Family of man killed while teaching 9-year-old how to shoot an Uzi files wrongful death lawsuit

It was a story that shocked the state: a 9-year-old girl accidentally shot and killed a firearms instructor with an Uzi at a shooting range. August 25th will mark the second anniversary of that instructor's death.

The family of that man has filed a wrongful death lawsuit against the company that owns the gun range. They say their goal is to make sure this never happens again.

The little girl was visiting the Bullets and Burgers shooting range when she lost control of the Uzi, instantly killing the instructor, Charles Vacca. His family is filing the lawsuit, but also working with lawmakers to pass legislation that would prevent children from being able to use automatic weapons.

The video sparked outrage and shock two years ago. A 9-year-old girl learning how to shoot an Uzi 9mm -- when she lost control of the gun, shooting the instructor at least once in the head.

With the second anniversary of this tragedy, the Vacca family filed a nine page wrongful death lawsuit against Bullets and Burgers.

"The location where their dad was working and the business that were combined to operate the shooting range.. they believe were unsafe and dangerous and they feel like they need to be accountable for their dad's death," said Marc Lamber of Fennemore and Craig, which represents the family.

The family publicly told the 9-year-old in this case they had no ill-feelings towards her, squarely placing the responsibility on the company.

"They want these businesses to be held accountable. From their perspective, it's not right. It's not right that a little child, a 9-year-old, can be given a weapon that can shoot over a thousand rounds a minute," said Lamber.

The family has also started a campaign and petition called the Heart Act to prevent something like this from happening again.

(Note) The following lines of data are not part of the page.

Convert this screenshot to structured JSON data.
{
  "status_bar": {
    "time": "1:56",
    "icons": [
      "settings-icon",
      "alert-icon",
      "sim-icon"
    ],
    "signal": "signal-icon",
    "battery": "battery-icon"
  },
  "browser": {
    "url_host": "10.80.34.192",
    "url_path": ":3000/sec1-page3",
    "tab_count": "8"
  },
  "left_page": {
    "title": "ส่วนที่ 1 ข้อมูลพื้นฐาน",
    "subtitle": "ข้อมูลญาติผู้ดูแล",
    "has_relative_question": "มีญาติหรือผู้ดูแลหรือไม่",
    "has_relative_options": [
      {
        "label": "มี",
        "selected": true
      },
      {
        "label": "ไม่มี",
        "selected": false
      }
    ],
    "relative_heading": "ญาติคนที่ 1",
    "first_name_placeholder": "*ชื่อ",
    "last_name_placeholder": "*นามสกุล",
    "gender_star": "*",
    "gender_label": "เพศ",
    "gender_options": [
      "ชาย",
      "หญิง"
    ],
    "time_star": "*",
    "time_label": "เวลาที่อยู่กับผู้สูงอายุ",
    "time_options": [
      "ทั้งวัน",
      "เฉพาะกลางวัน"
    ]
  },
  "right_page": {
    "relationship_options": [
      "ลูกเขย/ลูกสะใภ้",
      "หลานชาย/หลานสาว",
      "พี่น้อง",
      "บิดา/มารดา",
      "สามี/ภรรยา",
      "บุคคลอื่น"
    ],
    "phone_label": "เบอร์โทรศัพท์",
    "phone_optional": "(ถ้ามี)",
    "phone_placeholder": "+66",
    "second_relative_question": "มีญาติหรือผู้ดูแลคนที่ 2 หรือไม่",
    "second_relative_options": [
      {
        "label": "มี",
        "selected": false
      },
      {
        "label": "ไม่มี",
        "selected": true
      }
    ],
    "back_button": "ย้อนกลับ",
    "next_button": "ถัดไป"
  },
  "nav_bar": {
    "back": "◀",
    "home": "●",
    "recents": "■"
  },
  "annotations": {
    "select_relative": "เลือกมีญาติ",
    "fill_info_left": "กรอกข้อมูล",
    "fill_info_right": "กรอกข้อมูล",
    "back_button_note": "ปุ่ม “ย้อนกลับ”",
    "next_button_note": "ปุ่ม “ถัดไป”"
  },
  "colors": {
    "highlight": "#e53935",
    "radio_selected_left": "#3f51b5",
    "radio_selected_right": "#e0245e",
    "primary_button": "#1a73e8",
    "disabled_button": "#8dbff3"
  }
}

In a video, Vacca's daughter explained the campaign: "Shooting ranges across the country still allow children to shoot machine guns.. that hasn't changed."

They are working with Arizona Congressman Ruben Gallego and Massachusetts Senator Edward Markey to pass the legislation that if passed, would not allow kids to possess or fire powerful weapons.

We reached out to Bullets and Burgers for comment on the lawsuit, but have not heard back from them.